Dans un pays comme la Suisse, oui. En Italie, par exemple la situation est très différente. Mais la modernisation est un phénomène effectif, c’est-à-dire qu’il existe aussi des réactions d’individualisation importantes en Afrique et en Amérique latine, des continents où la foi est particulièrement vivace. Par conséquent, je crois qu’il y a d’autres facteurs liés à cet amoindrissement de la foi en Europe. J’ai parlé dans les rues de Fribourg avec un SDF Algérien, et il me disait avoir vécu dans plusieurs pays d’Afrique où les gens vivaient beaucoup plus pauvrement, où la mortalité infantile était beaucoup plus forte, et les gens étaient, selon lui, plus heureux qu’ici. Un Vietnamien qui vit en Suisse me confiait avoir été, après la chute du Vietnam du Sud, deux ans dans des conditions très difficiles. Au début, quand il voyait un serpent, il partait en courant. Après un certain temps, c’est le serpent qui s’enfuyait parce qu’il voulait le manger…  Il y a des différences quant à la manière dont on perçoit ce qui nous arrive. Ici, on se pose moins les questions liées aux problèmes de survie immédiate. Cette proximité avec des enjeux plus fondamentaux rapproche peut-être de la foi.

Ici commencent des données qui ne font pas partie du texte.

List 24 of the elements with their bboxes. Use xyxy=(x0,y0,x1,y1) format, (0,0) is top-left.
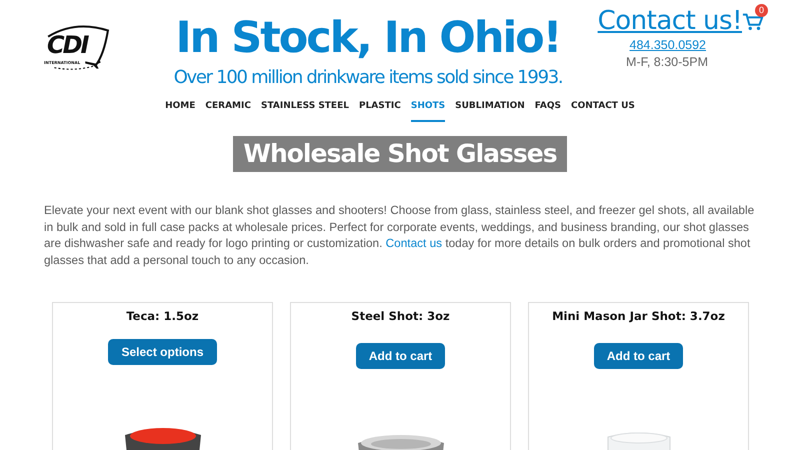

– Voyez-vous venir, dans les prochaines années, un retour en force du religieux en Occident ?

J’ai lu il y a une vingtaine d’années, dans un hebdomadaire français, un enseignant qui disait en substance: « Il y a quelques années, quand je voulais intéresser mes étudiants, je leur parlais de politique. Quand je voulais les faire rire je leur parlais de religion. Maintenant c’est le contraire ». Cela tient aussi au fait que ce retour d’intérêt pour la religion n’est pas dû qu’à des causes positives (ndlr : la violence à prétexte religieux). Les politiciens français, venant d’un pays où la culture religieuse ne fait pas partie de l’enseignement habituel, sont assez mal préparés à comprendre ce qui se passe au niveau du fondamentalisme religieux. De ce point de vue, une culture religieuse peut aider aussi à aborder ces choses-là de manière un peu plus adaptée.

– Quels souvenirs gardez-vous de l’Université de Fribourg ?

J’ai collaboré avec Spectrum pendant quelques années. J’ai également été président du conseil des étudiants. J’avais aussi été élu comme représentant des étudiants de la faculté de théologie. A ce titre-là, j’ai participé à l’élection du recteur. Puis Spectrum m’a demandé de décrire comment cela s’était passé. Ce qui avait quelque peu irrité le recteur réélu. (ndlr : Augustin Macheret). J’ai gardé de bons souvenirs de ces études (d’abord en théologie, puis en philosophie). Je me disais: « C’est merveilleux, je suis dans une période de ma vie où j’ai beaucoup de temps pour m’intéresser à des choses variées. » Aujourd’hui, je me dis encore que j’ai eu raison d’en profiter.